The reason why this is so difficult is because BP in patients with a prior MPN in part arises from lack of clear diagnostic guidance as to what constitutes acute leukemia in these patients. Patients with all chronic myeloid neoplasms exist in a spectrum of disease severity from the point of their diagnosis to acute leukemia. What constitutes this latter threshold in between is an arbitrary set point in a biological continuum. The World Health Organization’s (WHO) updated classification in 2008 of myeloid neoplasms classified MPN-BP in an attempt to address some of these issues (Vardiman et al. 2009) .

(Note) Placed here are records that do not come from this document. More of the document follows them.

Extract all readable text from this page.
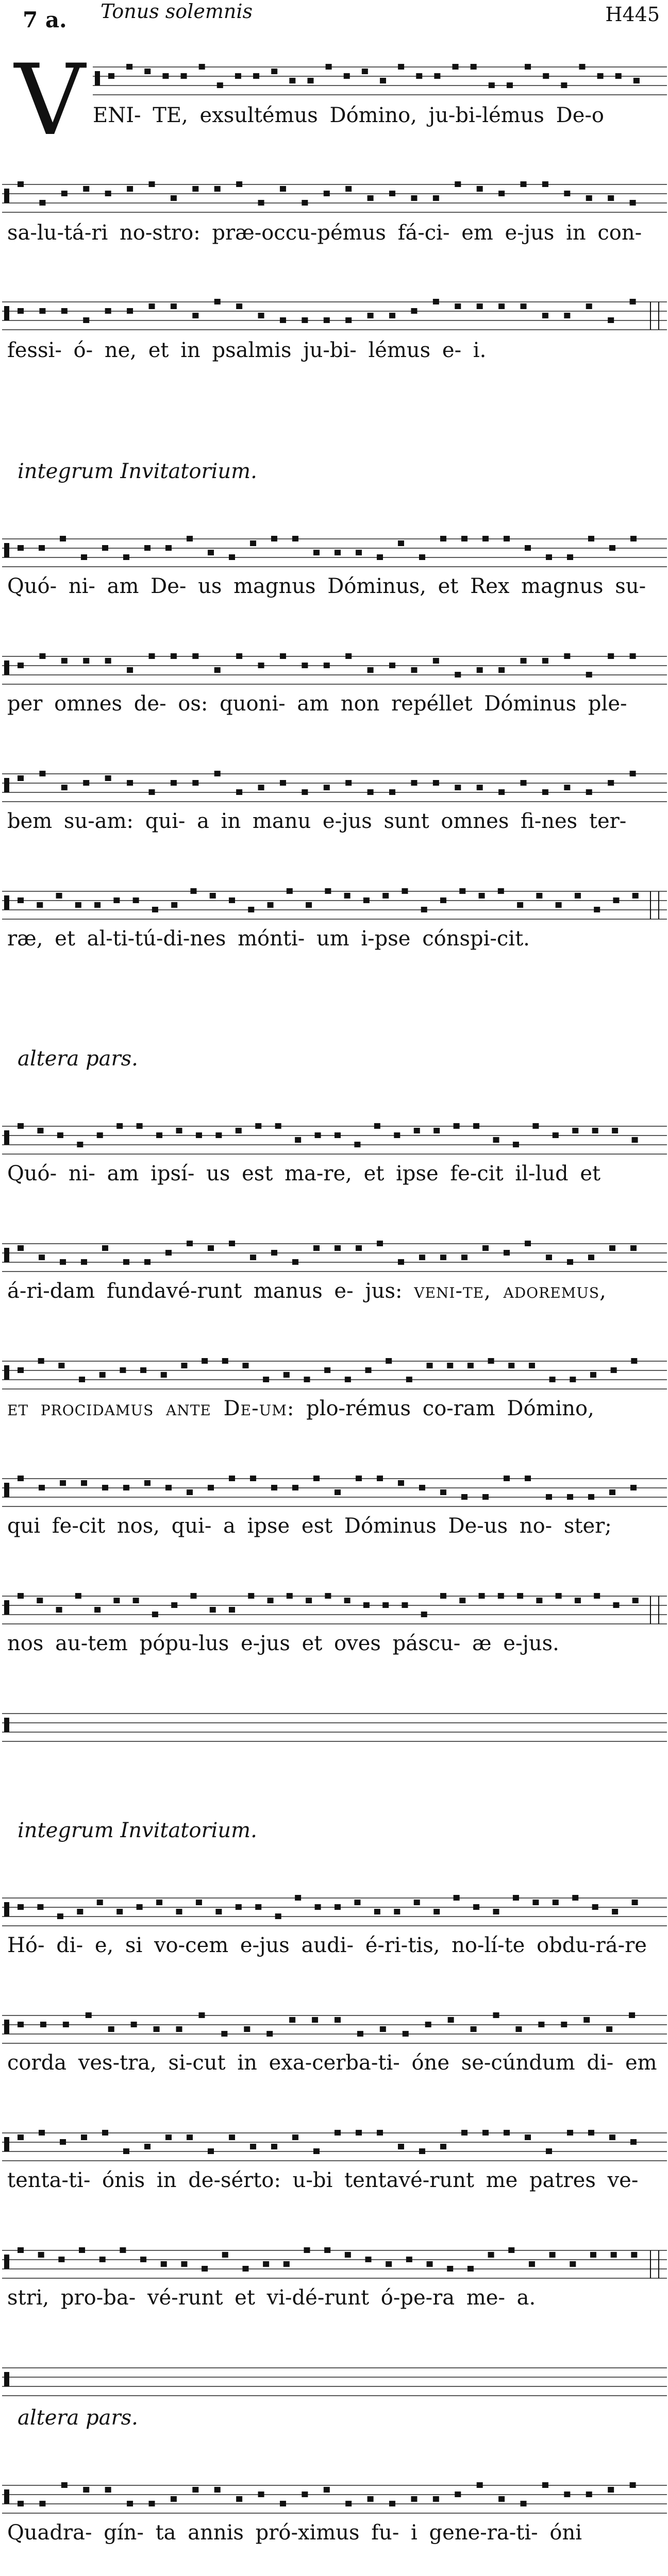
7 a. Tonus solemnis	H445
V
integrum Invitatorium.
altera pars.
integrum Invitatorium.
altera pars.
ENI- TE, exsultémus Dómino, ju-bi-lémus De-o
sa-lu-tá-ri no-stro: præ-occu-pémus fá-ci- em e-jus in con-
fessi- ó- ne, et in psalmis ju-bi- lémus e- i.
Quó- ni- am De- us magnus Dóminus, et Rex magnus su-
per omnes de- os: quoni- am non repéllet Dóminus ple-
bem su-am: qui- a in manu e-jus sunt omnes fi-nes ter-
ræ, et al-ti-tú-di-nes mónti- um i-pse cónspi-cit.
Quó- ni- am ipsí- us est ma-re, et ipse fe-cit il-lud et
á-ri-dam fundavé-runt manus e- jus: veni-te, adoremus,
et procidamus ante De-um: plo-rémus co-ram Dómino,
qui fe-cit nos, qui- a ipse est Dóminus De-us no- ster;
nos au-tem pópu-lus e-jus et oves páscu- æ e-jus.
Hó- di- e, si vo-cem e-jus audi- é-ri-tis, no-lí-te obdu-rá-re
corda ves-tra, si-cut in exa-cerba-ti- óne se-cúndum di- em
tenta-ti- ónis in de-sérto: u-bi tentavé-runt me patres ve-
stri, pro-ba- vé-runt et vi-dé-runt ó-pe-ra me- a.
Quadra- gín- ta annis pró-ximus fu- i gene-ra-ti- óni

WHO Definition of Acute Leukemia
The World Health Organization’s (WHO) updated classification in 2008 of myeloid neoplasms classified MPN-BP as acute myeloid leukemia with multilineage dysplasia (Vardiman et al. 2009) . This subgroup was further divided into those who had a prior case of MDS or an MPN/ MDS overlap disorder (Vardiman et al. 2009). This definition is most pertinent to those with an MPN/MDS overlap disorder (chronic myel-omonocytic leukemia [CMML], atypical chronic myeloid leukemia [aCML], or MPN/MDS unclassifiable) yet does not really address those with prior PMF, post-ET/PV MF, or prior ET/PV.
The threshold for a diagnosis of achieving BP was either 20% blood or marrow blasts or the presence of an acute leukemia defining karyotypic lesions despite blast percentage (t[8;21][q22:q22], inv[16][p13q22], t[16;16] [p13;q22], or t[15;17][q22;q12]) (Vardiman et al. 2009) . However, it does not address the issue that although karyotypic abnormalities are quite common among patients with MPN-BP (Mesa et al. 2005), it is less clear whether these defining mutations play any role in a transformed MPN (Mesa et al. 2005) as opposed to de novo AML.